No seu último ano de mandato, que só não o será se se apresentar a eleições e as vencer, Luís Filipe Vieira opta claramente por uma jogada de risco. A curto prazo, nas contas do clube, os efeitos acabam por sair diluídos. A médio prazo, se a coisa correr mal, o próximo relatório de contas poderá ser, em termos de resultados financeiros, o pior da era Luís Filipe Vieira.

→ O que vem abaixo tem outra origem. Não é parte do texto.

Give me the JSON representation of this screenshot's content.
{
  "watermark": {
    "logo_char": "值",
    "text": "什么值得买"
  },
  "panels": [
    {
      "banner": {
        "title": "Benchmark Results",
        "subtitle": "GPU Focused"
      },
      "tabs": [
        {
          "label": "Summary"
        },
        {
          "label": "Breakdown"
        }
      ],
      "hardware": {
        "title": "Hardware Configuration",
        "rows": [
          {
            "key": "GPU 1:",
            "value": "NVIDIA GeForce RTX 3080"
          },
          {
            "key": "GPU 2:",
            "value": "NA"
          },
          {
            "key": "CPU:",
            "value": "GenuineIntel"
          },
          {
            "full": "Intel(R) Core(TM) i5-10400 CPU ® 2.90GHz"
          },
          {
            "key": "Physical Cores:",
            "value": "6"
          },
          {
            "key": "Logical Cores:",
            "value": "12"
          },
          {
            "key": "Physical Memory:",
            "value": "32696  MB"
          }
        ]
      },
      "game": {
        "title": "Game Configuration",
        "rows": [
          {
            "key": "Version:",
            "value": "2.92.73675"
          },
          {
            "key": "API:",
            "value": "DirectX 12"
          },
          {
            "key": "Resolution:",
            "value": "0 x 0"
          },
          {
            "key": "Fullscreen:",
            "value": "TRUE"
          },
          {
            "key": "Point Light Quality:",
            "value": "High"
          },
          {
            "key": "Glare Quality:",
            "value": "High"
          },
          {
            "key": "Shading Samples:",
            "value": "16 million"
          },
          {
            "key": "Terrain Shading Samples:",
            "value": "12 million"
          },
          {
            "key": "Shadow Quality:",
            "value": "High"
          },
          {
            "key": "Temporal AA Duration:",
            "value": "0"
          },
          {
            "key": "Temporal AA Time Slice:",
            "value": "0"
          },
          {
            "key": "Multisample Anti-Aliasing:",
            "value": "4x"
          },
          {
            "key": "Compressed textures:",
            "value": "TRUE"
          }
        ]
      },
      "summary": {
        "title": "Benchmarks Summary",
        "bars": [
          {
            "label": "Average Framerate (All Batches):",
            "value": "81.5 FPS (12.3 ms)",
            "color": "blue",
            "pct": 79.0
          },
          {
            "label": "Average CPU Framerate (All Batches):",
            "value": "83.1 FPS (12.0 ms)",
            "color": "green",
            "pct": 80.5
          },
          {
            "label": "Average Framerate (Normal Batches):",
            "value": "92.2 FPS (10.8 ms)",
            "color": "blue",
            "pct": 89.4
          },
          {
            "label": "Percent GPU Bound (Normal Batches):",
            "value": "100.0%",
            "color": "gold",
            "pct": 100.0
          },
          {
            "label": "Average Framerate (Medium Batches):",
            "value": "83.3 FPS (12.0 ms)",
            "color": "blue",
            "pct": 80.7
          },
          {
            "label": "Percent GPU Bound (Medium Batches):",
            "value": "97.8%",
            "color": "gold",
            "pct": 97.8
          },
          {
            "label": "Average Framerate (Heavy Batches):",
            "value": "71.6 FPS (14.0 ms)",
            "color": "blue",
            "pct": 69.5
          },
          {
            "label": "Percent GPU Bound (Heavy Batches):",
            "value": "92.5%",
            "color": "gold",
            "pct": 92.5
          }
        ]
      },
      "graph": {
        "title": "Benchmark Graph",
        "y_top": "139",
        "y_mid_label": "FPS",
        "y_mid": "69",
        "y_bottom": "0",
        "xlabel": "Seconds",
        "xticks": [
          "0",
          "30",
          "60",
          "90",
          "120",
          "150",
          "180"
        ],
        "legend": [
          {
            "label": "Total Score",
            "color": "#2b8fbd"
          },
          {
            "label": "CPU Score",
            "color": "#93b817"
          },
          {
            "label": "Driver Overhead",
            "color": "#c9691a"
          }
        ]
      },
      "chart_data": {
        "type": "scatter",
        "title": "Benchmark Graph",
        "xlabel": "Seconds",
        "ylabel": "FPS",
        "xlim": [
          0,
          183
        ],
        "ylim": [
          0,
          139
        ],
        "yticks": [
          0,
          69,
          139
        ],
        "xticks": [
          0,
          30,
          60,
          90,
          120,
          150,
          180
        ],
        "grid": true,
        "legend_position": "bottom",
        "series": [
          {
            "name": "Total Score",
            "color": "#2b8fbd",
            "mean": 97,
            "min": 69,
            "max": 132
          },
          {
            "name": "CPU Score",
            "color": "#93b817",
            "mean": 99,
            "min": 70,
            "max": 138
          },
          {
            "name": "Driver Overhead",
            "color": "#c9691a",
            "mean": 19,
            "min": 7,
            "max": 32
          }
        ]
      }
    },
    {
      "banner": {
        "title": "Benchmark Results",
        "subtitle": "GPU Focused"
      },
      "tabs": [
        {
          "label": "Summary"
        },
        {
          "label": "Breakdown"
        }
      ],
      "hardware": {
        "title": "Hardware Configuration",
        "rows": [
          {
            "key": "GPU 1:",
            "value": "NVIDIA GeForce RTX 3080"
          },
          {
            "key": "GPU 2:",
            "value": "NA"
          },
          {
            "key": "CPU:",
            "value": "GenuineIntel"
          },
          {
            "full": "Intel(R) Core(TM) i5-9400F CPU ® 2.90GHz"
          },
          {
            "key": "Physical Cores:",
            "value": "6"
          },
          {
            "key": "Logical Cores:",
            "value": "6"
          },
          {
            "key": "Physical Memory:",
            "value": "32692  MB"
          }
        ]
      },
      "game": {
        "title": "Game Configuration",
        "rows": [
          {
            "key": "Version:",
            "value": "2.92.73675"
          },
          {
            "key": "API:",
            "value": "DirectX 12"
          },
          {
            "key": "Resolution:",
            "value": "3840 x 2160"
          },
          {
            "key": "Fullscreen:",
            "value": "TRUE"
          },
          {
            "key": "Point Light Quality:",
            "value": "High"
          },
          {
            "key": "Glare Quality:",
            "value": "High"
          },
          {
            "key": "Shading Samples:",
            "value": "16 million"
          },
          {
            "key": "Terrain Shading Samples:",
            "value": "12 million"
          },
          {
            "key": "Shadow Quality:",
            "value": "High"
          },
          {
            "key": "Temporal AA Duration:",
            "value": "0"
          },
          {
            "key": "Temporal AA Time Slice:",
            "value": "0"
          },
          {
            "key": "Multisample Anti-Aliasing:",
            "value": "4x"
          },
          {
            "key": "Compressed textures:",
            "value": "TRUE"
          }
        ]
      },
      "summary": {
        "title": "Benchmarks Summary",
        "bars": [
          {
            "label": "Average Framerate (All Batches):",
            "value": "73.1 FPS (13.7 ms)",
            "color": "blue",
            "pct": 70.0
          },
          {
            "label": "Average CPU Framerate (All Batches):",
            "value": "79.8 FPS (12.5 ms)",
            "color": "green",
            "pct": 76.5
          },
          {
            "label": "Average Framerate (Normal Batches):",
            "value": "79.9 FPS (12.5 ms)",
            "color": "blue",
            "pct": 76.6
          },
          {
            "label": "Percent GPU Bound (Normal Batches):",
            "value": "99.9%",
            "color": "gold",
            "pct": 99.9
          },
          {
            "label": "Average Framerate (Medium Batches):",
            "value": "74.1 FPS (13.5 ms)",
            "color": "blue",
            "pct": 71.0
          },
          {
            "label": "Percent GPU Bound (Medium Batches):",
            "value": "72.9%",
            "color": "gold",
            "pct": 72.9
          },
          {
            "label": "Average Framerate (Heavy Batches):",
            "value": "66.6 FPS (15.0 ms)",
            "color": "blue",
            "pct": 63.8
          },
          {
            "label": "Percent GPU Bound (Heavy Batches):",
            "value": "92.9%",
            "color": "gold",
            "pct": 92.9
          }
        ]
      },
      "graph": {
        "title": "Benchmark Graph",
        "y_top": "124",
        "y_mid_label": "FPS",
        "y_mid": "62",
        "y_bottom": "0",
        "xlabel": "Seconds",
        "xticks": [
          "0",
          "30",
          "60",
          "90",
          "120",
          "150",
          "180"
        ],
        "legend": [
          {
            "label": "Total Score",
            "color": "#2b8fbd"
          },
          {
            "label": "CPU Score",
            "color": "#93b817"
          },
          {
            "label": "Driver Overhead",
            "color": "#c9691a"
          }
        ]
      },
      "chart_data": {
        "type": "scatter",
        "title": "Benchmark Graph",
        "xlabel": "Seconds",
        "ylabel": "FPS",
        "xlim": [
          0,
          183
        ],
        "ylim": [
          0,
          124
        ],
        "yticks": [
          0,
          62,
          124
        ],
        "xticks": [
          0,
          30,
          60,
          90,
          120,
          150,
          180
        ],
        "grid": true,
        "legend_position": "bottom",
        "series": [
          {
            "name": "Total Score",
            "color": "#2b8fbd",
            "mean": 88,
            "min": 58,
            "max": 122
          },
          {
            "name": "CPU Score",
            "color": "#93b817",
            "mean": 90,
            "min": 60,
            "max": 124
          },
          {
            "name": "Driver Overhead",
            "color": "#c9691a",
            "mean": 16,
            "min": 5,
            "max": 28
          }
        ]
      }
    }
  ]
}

Se a coisa correr muito bem, vendendo até Junho de 2009 um jogador por uma verba astronómica, Luís Filipe Vieira, com as opções que tomou, garantirá, no máximo, um ténue equilíbrio das contas.
Pelo que, esta época, ou o SL Benfica obtém resultados desportivos positivos, que permitam receitas de bilheteira e de publicidade significativas, ou que permitam expectativas de receitas a médio prazo (apuramento para a Liga dos Campeões), ou terá uma única e dolorosa solução: gerar receitas extraordinárias através da venda de passes dos seus jogadores, não ao melhor preço, mas o preço que os compradores estiverem dispostos a pagar, já que a solução será de “vender à melhor oferta”.
Neste “defeso”, que ainda não acabou, e que só termina a 1 de Setembro, parecendo que para o SL Benfica só terminará no último minuto desse dia, Luís Filipe Vieira apostou forte. No curto prazo, em termos de contas, considerando o custo dos passes adquiridos e os valores dos salários dos jogadores (ambos dispararam), como já disse, esses efeitos não se vêem em termos de relatórios anuais. Na verdade, Luís Filipe Vieira tem a seu favor a “operação contabilística” que resulta do facto do presente exercício, que tem apenas 11 meses, encerrar em 30 de Junho de 2008.
É curioso que no último relatório trimestral, se apresente esta opção da SAD como sendo potencialmente lesiva dos resultados líquidos do exercício em curso, uma vez que as mais-valias com alienação de direitos desportivos de atletas ocorridas em Julho e Agosto de 2008 só farão parte do exercício de 2008-2009 (a venda de Streten Stretenovic, por 800 mil euros, já entra no exercício de 2007-2008). Sendo verdade, é igualmente verdade que também só a generalidade das despesas com a aquisição de atletas e o respectivo pagamento de salários entrará no exercício de 2008-2009. Como é verdade que as “receitas extraordinárias” decorrentes das mais-valias geradas pela alienação de passes (Nélson, por exemplo) ficam, para já, muito aquém das “despesas extraordinárias” (no exercício de 2008-2009, não entra a generalidade das aquisições: entram as despesas da “aquisição” de Quique Flores, da “re-aquisição” de Leo, de Ruben Amorim, de Ybeda e de Balboa), sem contar com o efeito do aumento da folha salarial.
Significa isto que, ganhando desportivamente, o SL Benfica não precisa de vender os seus melhores jogadores ao desbarato até Junho de 2009. Se não ganhar terá de vender à melhor oferta.
Significa igualmente, como aconteceu em relação à diminuição do passivo em 41 milhões de euros, entre Julho de 2007 e Junho de 2008, possível através da reestruturação do passivo bancário, que o SL Benfica, por força da melhoria global dos seus resultados, tem podido recorrer a operações contabilísticas que adornam os relatórios de contas (trimestrais, semestrais e anuais). Mas esse recurso, face ás opções tomadas neste defeso, esgotou-se.
Restam duas soluções. Ou ser campeão e ir buscar dinheiro dinheiro à Liga dos Campeões. Ou vender jogadores e baixar a folha salarial.
Por isso, só há um caminho. Para já, foi dado um passo em falso.